Do all stars have planets?

Are there lone stars or do they all have planetary families?

In 1992, astronomers discovered the first exoplanet, a planet from another star, outside the solar system. Since then, telescopes have detected thousands of exoplanets orbiting not just sun-like stars but also binary star systems, small cold stars called red dwarfs and even ultra-dense neutron stars.

It’s easy to imagine whether all stars have at least one planet in their orbit or whether there are lone stars. Speaking to Live Science, Jonathan Lunine, chairman of the Department of Astronomy at Cornell University, alma mater of famous astronomer Carl Sagan, these lonely stars exist. “It’s not known for sure, but the truth is that there are many stars in which planets have been researched – and none have been found so far.”

Scientists estimate that there are as many planets as there are stars in our galaxy, but these planets are not evenly distributed.
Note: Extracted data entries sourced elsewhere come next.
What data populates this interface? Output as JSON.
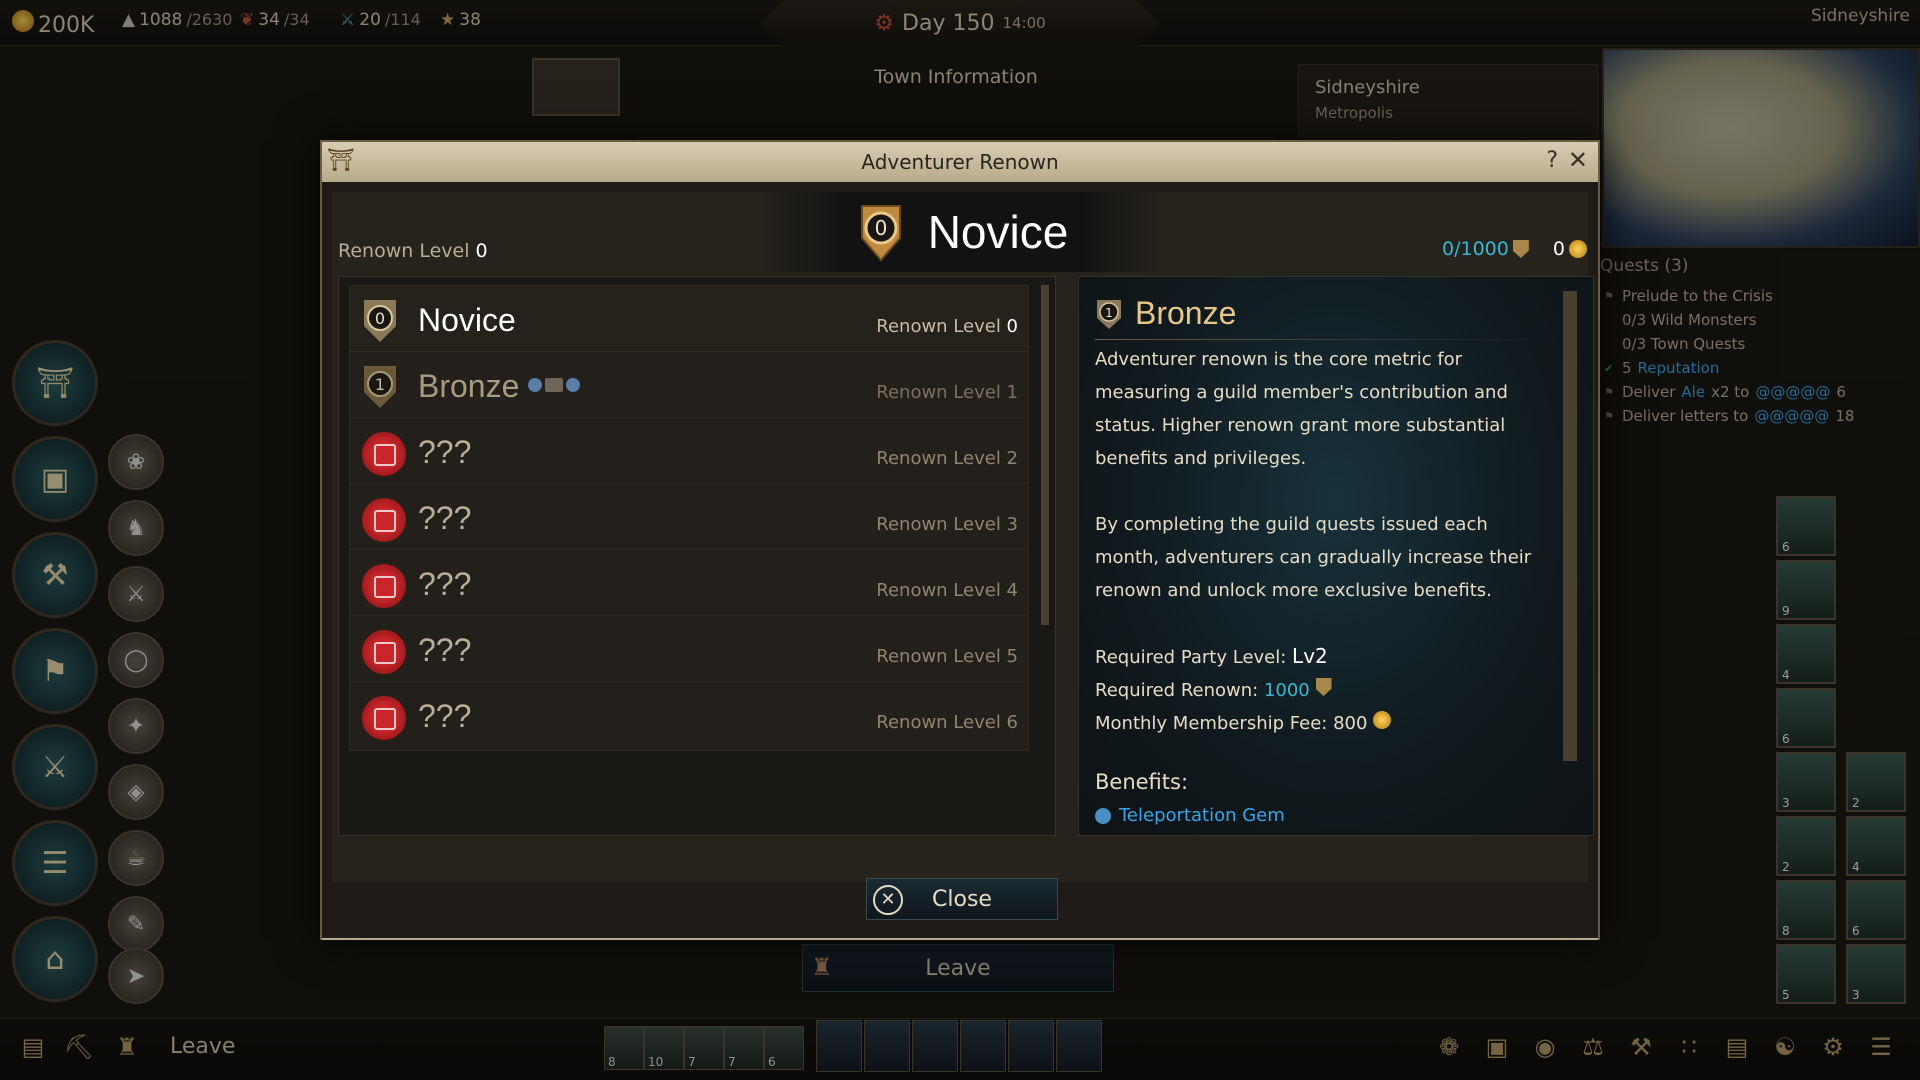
{
  "topbar": {
    "gold": "200K",
    "population": "1088",
    "population_max": "/2630",
    "food": "34",
    "food_max": "/34",
    "troops": "20",
    "troops_max": "/114",
    "reputation": "38",
    "day_label": "Day 150",
    "time": "14:00",
    "town_name": "Sidneyshire"
  },
  "background": {
    "town_info_title": "Town Information",
    "town_name": "Sidneyshire",
    "town_type": "Metropolis",
    "leave_button": "Leave"
  },
  "quests": {
    "header": "Quests (3)",
    "items": [
      {
        "text": "Prelude to the Crisis"
      },
      {
        "text": "0/3 Wild Monsters"
      },
      {
        "text": "0/3 Town Quests"
      },
      {
        "prefix": "5",
        "text": "Reputation"
      },
      {
        "prefix": "Deliver ",
        "item": "Ale",
        "mid": " x2 to ",
        "target": "@@@@@",
        "suffix": "6"
      },
      {
        "prefix": "Deliver letters to ",
        "target": "@@@@@",
        "suffix": "18"
      }
    ]
  },
  "modal": {
    "title": "Adventurer Renown",
    "help": "?",
    "close_x": "✕",
    "current_rank": "Novice",
    "current_rank_number": "0",
    "renown_level_label": "Renown Level ",
    "renown_level_value": "0",
    "renown_progress": "0/1000",
    "gold_value": "0",
    "ranks": [
      {
        "name": "Novice",
        "medal": "0",
        "level_label": "Renown Level ",
        "level": "0"
      },
      {
        "name": "Bronze",
        "medal": "1",
        "level_label": "Renown Level ",
        "level": "1"
      },
      {
        "name": "???",
        "level_label": "Renown Level ",
        "level": "2"
      },
      {
        "name": "???",
        "level_label": "Renown Level ",
        "level": "3"
      },
      {
        "name": "???",
        "level_label": "Renown Level ",
        "level": "4"
      },
      {
        "name": "???",
        "level_label": "Renown Level ",
        "level": "5"
      },
      {
        "name": "???",
        "level_label": "Renown Level ",
        "level": "6"
      }
    ],
    "detail": {
      "name": "Bronze",
      "medal": "1",
      "para1": "Adventurer renown is the core metric for measuring a guild member's contribution and status. Higher renown grant more substantial benefits and privileges.",
      "para2": "By completing the guild quests issued each month, adventurers can gradually increase their renown and unlock more exclusive benefits.",
      "req_party_label": "Required Party Level: ",
      "req_party_value": "Lv2",
      "req_renown_label": "Required Renown: ",
      "req_renown_value": "1000",
      "fee_label": "Monthly Membership Fee: ",
      "fee_value": "800",
      "benefits_label": "Benefits:",
      "benefit_1": "Teleportation Gem"
    },
    "close_button": "Close"
  },
  "bottombar": {
    "leave_label": "Leave",
    "party_levels": [
      "8",
      "10",
      "7",
      "7",
      "6"
    ]
  },
  "portraits": [
    "6",
    "9",
    "4",
    "6",
    "3",
    "2",
    "2",
    "4",
    "8",
    "6",
    "5",
    "3"
  ],
  "colors": {
    "accent_cyan": "#38b6d6",
    "gold": "#e6c98a",
    "title_bar": "#d8cdb2"
  }
}
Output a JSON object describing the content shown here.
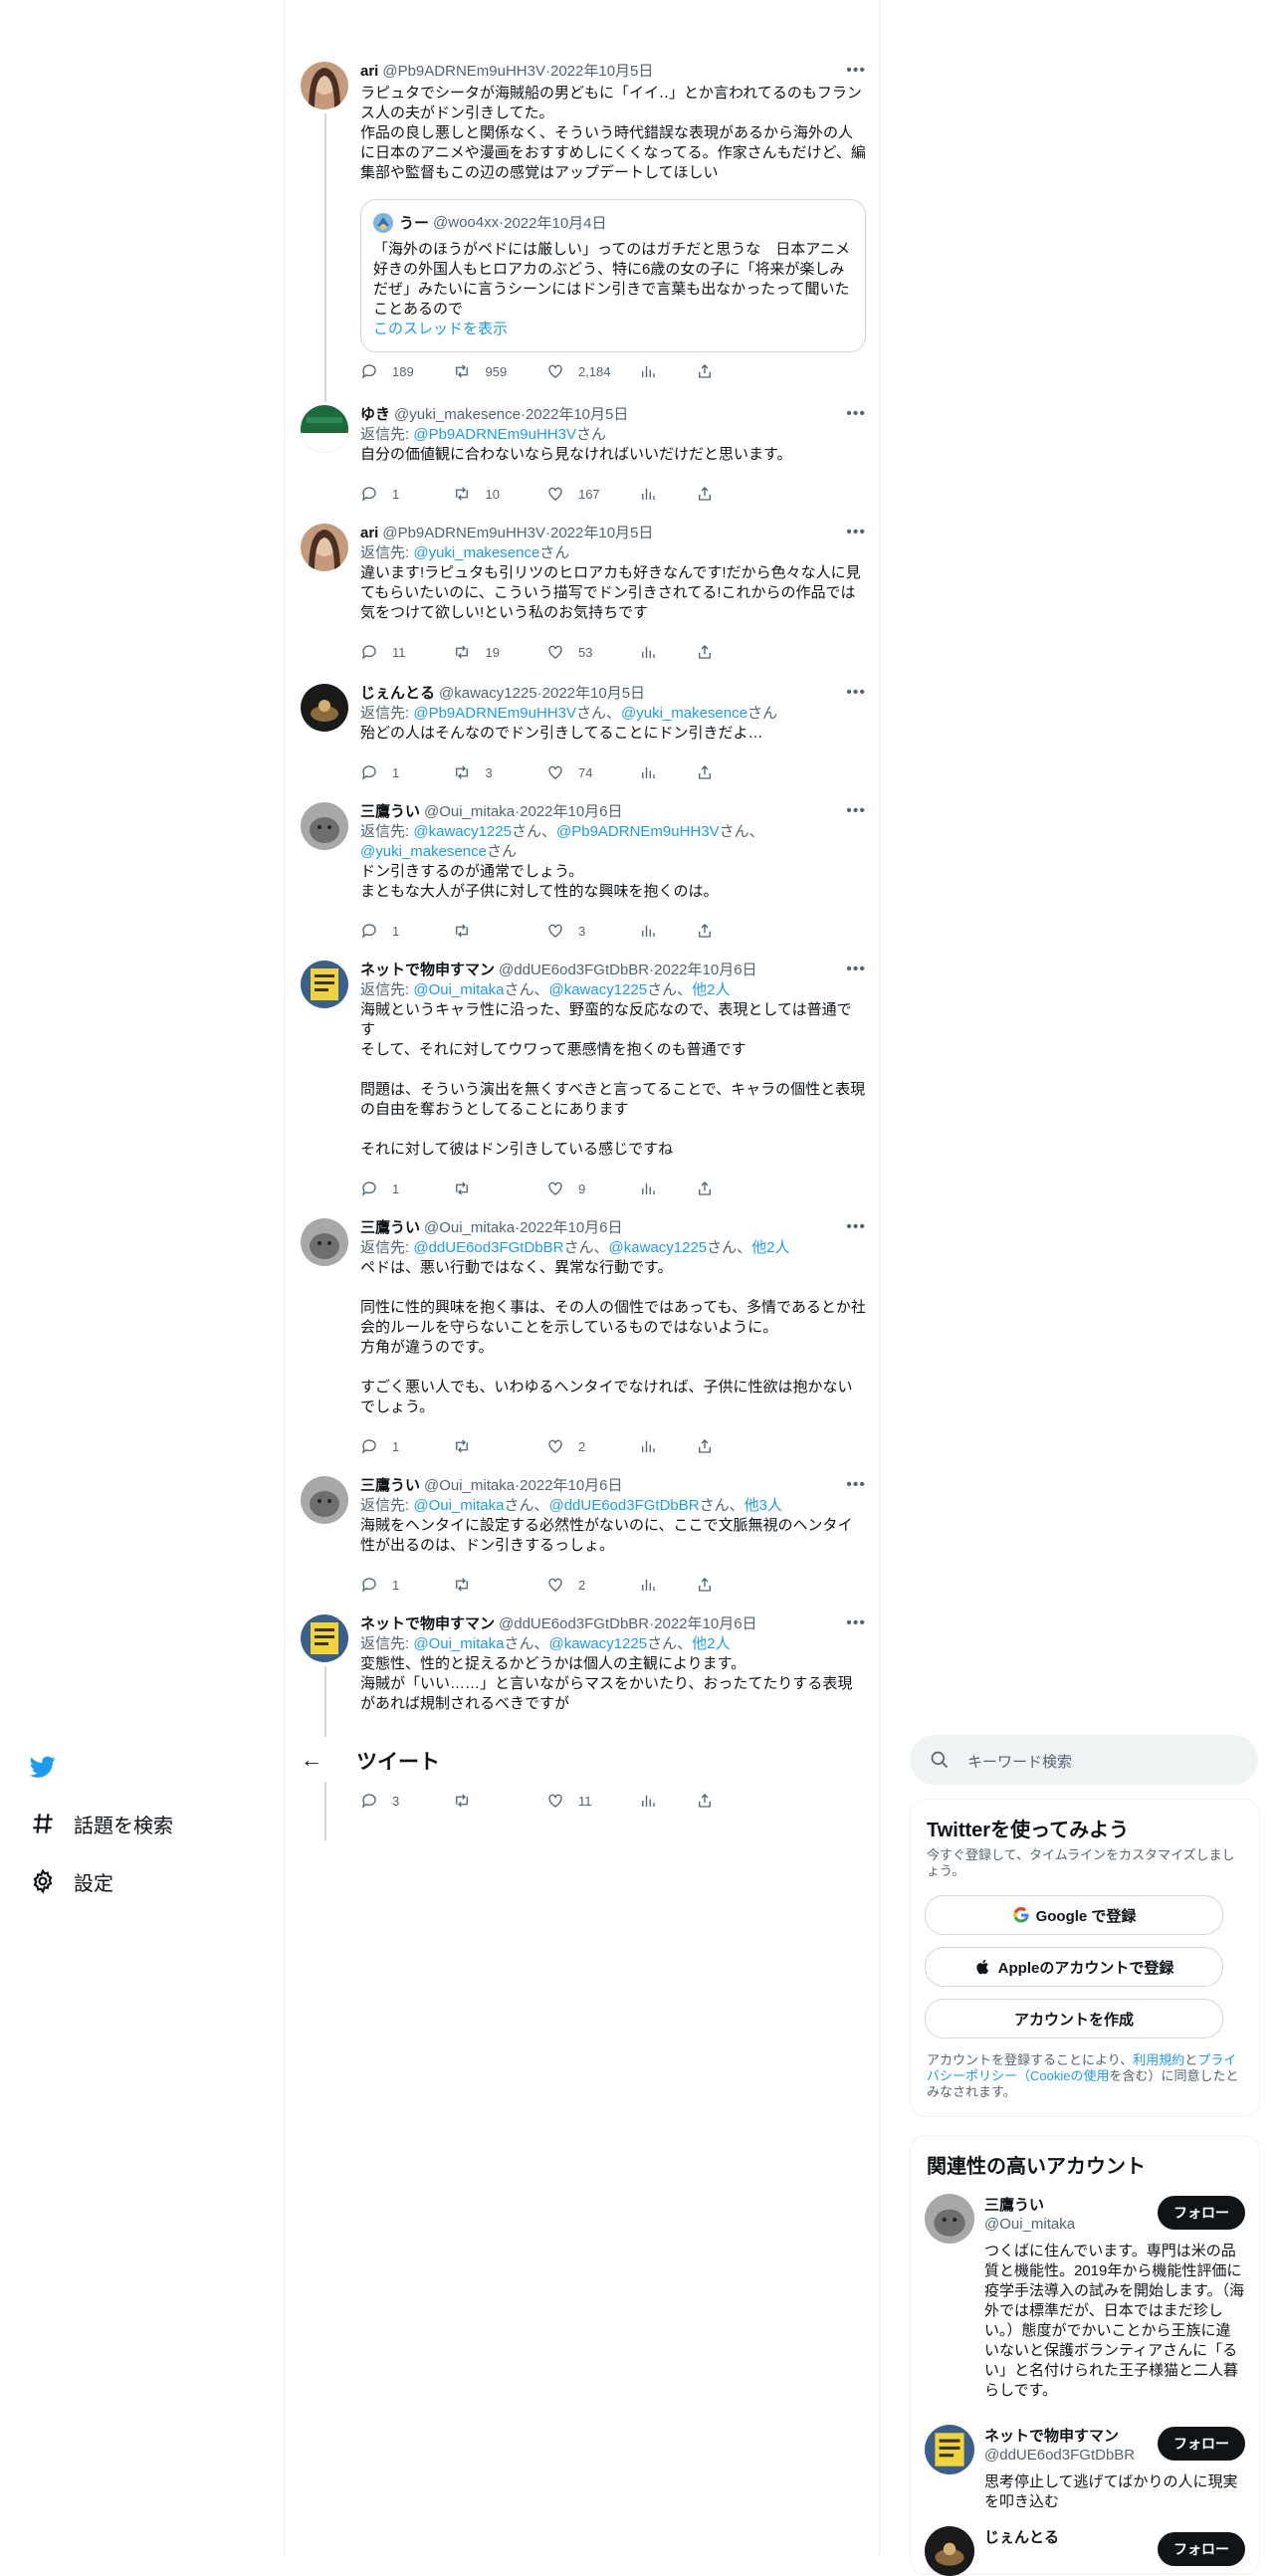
{
  "nav": {
    "home_label": "",
    "explore": "話題を検索",
    "settings": "設定"
  },
  "header": {
    "title": "ツイート"
  },
  "search": {
    "placeholder": "キーワード検索"
  },
  "signup": {
    "title": "Twitterを使ってみよう",
    "subtitle": "今すぐ登録して、タイムラインをカスタマイズしましょう。",
    "google": "Google で登録",
    "apple": "Appleのアカウントで登録",
    "create": "アカウントを作成",
    "terms_prefix": "アカウントを登録することにより、",
    "terms_link": "利用規約",
    "terms_and": "と",
    "privacy_link": "プライバシーポリシー",
    "cookie_open": "（",
    "cookie_link": "Cookieの使用",
    "terms_suffix": "を含む）に同意したとみなされます。"
  },
  "related": {
    "title": "関連性の高いアカウント",
    "follow_label": "フォロー",
    "accounts": [
      {
        "name": "三鷹うい",
        "handle": "@Oui_mitaka",
        "bio": "つくばに住んでいます。専門は米の品質と機能性。2019年から機能性評価に疫学手法導入の試みを開始します。（海外では標準だが、日本ではまだ珍しい。）態度がでかいことから王族に違いないと保護ボランティアさんに「るい」と名付けられた王子様猫と二人暮らしです。"
      },
      {
        "name": "ネットで物申すマン",
        "handle": "@ddUE6od3FGtDbBR",
        "bio": "思考停止して逃げてばかりの人に現実を叩き込む"
      },
      {
        "name": "じぇんとる",
        "handle": "",
        "bio": ""
      }
    ]
  },
  "tweets": [
    {
      "name": "ari",
      "handle": "@Pb9ADRNEm9uHH3V",
      "date": "2022年10月5日",
      "text": "ラピュタでシータが海賊船の男どもに「イイ‥」とか言われてるのもフランス人の夫がドン引きしてた。\n作品の良し悪しと関係なく、そういう時代錯誤な表現があるから海外の人に日本のアニメや漫画をおすすめしにくくなってる。作家さんもだけど、編集部や監督もこの辺の感覚はアップデートしてほしい",
      "quote": {
        "name": "うー",
        "handle": "@woo4xx",
        "date": "2022年10月4日",
        "text": "「海外のほうがペドには厳しい」ってのはガチだと思うな　日本アニメ好きの外国人もヒロアカのぶどう、特に6歳の女の子に「将来が楽しみだぜ」みたいに言うシーンにはドン引きで言葉も出なかったって聞いたことあるので",
        "link": "このスレッドを表示"
      },
      "replies": "189",
      "retweets": "959",
      "likes": "2,184"
    },
    {
      "name": "ゆき",
      "handle": "@yuki_makesence",
      "date": "2022年10月5日",
      "reply_prefix": "返信先: ",
      "reply_to": [
        "@Pb9ADRNEm9uHH3V"
      ],
      "reply_suffix": "さん",
      "text": "自分の価値観に合わないなら見なければいいだけだと思います。",
      "replies": "1",
      "retweets": "10",
      "likes": "167"
    },
    {
      "name": "ari",
      "handle": "@Pb9ADRNEm9uHH3V",
      "date": "2022年10月5日",
      "reply_prefix": "返信先: ",
      "reply_to": [
        "@yuki_makesence"
      ],
      "reply_suffix": "さん",
      "text": "違います!ラピュタも引リツのヒロアカも好きなんです!だから色々な人に見てもらいたいのに、こういう描写でドン引きされてる!これからの作品では気をつけて欲しい!という私のお気持ちです",
      "replies": "11",
      "retweets": "19",
      "likes": "53"
    },
    {
      "name": "じぇんとる",
      "handle": "@kawacy1225",
      "date": "2022年10月5日",
      "reply_prefix": "返信先: ",
      "reply_to": [
        "@Pb9ADRNEm9uHH3V",
        "@yuki_makesence"
      ],
      "reply_suffix": "さん",
      "text": "殆どの人はそんなのでドン引きしてることにドン引きだよ…",
      "replies": "1",
      "retweets": "3",
      "likes": "74"
    },
    {
      "name": "三鷹うい",
      "handle": "@Oui_mitaka",
      "date": "2022年10月6日",
      "reply_prefix": "返信先: ",
      "reply_to": [
        "@kawacy1225",
        "@Pb9ADRNEm9uHH3V",
        "@yuki_makesence"
      ],
      "reply_suffix": "さん",
      "text": "ドン引きするのが通常でしょう。\nまともな大人が子供に対して性的な興味を抱くのは。",
      "replies": "1",
      "retweets": "",
      "likes": "3"
    },
    {
      "name": "ネットで物申すマン",
      "handle": "@ddUE6od3FGtDbBR",
      "date": "2022年10月6日",
      "reply_prefix": "返信先: ",
      "reply_to": [
        "@Oui_mitaka",
        "@kawacy1225"
      ],
      "reply_others": "他2人",
      "text": "海賊というキャラ性に沿った、野蛮的な反応なので、表現としては普通です\nそして、それに対してウワって悪感情を抱くのも普通です\n\n問題は、そういう演出を無くすべきと言ってることで、キャラの個性と表現の自由を奪おうとしてることにあります\n\nそれに対して彼はドン引きしている感じですね",
      "replies": "1",
      "retweets": "",
      "likes": "9"
    },
    {
      "name": "三鷹うい",
      "handle": "@Oui_mitaka",
      "date": "2022年10月6日",
      "reply_prefix": "返信先: ",
      "reply_to": [
        "@ddUE6od3FGtDbBR",
        "@kawacy1225"
      ],
      "reply_others": "他2人",
      "text": "ペドは、悪い行動ではなく、異常な行動です。\n\n同性に性的興味を抱く事は、その人の個性ではあっても、多情であるとか社会的ルールを守らないことを示しているものではないように。\n方角が違うのです。\n\nすごく悪い人でも、いわゆるヘンタイでなければ、子供に性欲は抱かないでしょう。",
      "replies": "1",
      "retweets": "",
      "likes": "2"
    },
    {
      "name": "三鷹うい",
      "handle": "@Oui_mitaka",
      "date": "2022年10月6日",
      "reply_prefix": "返信先: ",
      "reply_to": [
        "@Oui_mitaka",
        "@ddUE6od3FGtDbBR"
      ],
      "reply_others": "他3人",
      "text": "海賊をヘンタイに設定する必然性がないのに、ここで文脈無視のヘンタイ性が出るのは、ドン引きするっしょ。",
      "replies": "1",
      "retweets": "",
      "likes": "2"
    },
    {
      "name": "ネットで物申すマン",
      "handle": "@ddUE6od3FGtDbBR",
      "date": "2022年10月6日",
      "reply_prefix": "返信先: ",
      "reply_to": [
        "@Oui_mitaka",
        "@kawacy1225"
      ],
      "reply_others": "他2人",
      "text": "変態性、性的と捉えるかどうかは個人の主観によります。\n海賊が「いい……」と言いながらマスをかいたり、おったてたりする表現があれば規制されるべきですが",
      "replies": "3",
      "retweets": "",
      "likes": "11"
    }
  ],
  "separators": {
    "san": "さん",
    "comma": "、",
    "dot": " · "
  },
  "colors": {
    "accent": "#1d9bf0",
    "text": "#0f1419",
    "muted": "#536471"
  }
}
Some stars like the Sun, like TRAPPIST-1, a red dwarf star located about 40 light-years away, are home to more than half a dozen planets, while others may have none.

But what makes one star host so many planets while others fly alone? Scientists believe it is due to the way the star formed. When young stars are forming, they are usually surrounded by a ring of dust particles. These particles collide with each other to form larger and larger clumps, which can eventually form planets. But not all young stars are so lucky.

If a star is formed from a group of interstellar clouds that rotate very quickly and that group contracts instead of rotating to form a disk, then it can break into two or more pieces and form a binary star system or a multiple star system. In these cases, planets may not form.

Binary star systems can form planets in some cases, such as Kepler-47 and its three planets, but the conditions must be right. In these systems, stellar material is divided into two groups, and then a disk forms around one or both of these groups.

Less often, a young star’s dust clump can spin so slowly that it simply collapses into a star without forming a disk. It’s also possible that one star forms planets and that another star’s intense gravity knocks them out of the solar system, or at least sends them too far away to be detected. This is what may have happened to the planet HD 106906 b, which revolves around a binary star system in an orbit 18 times farther from its star than Pluto is from the sun.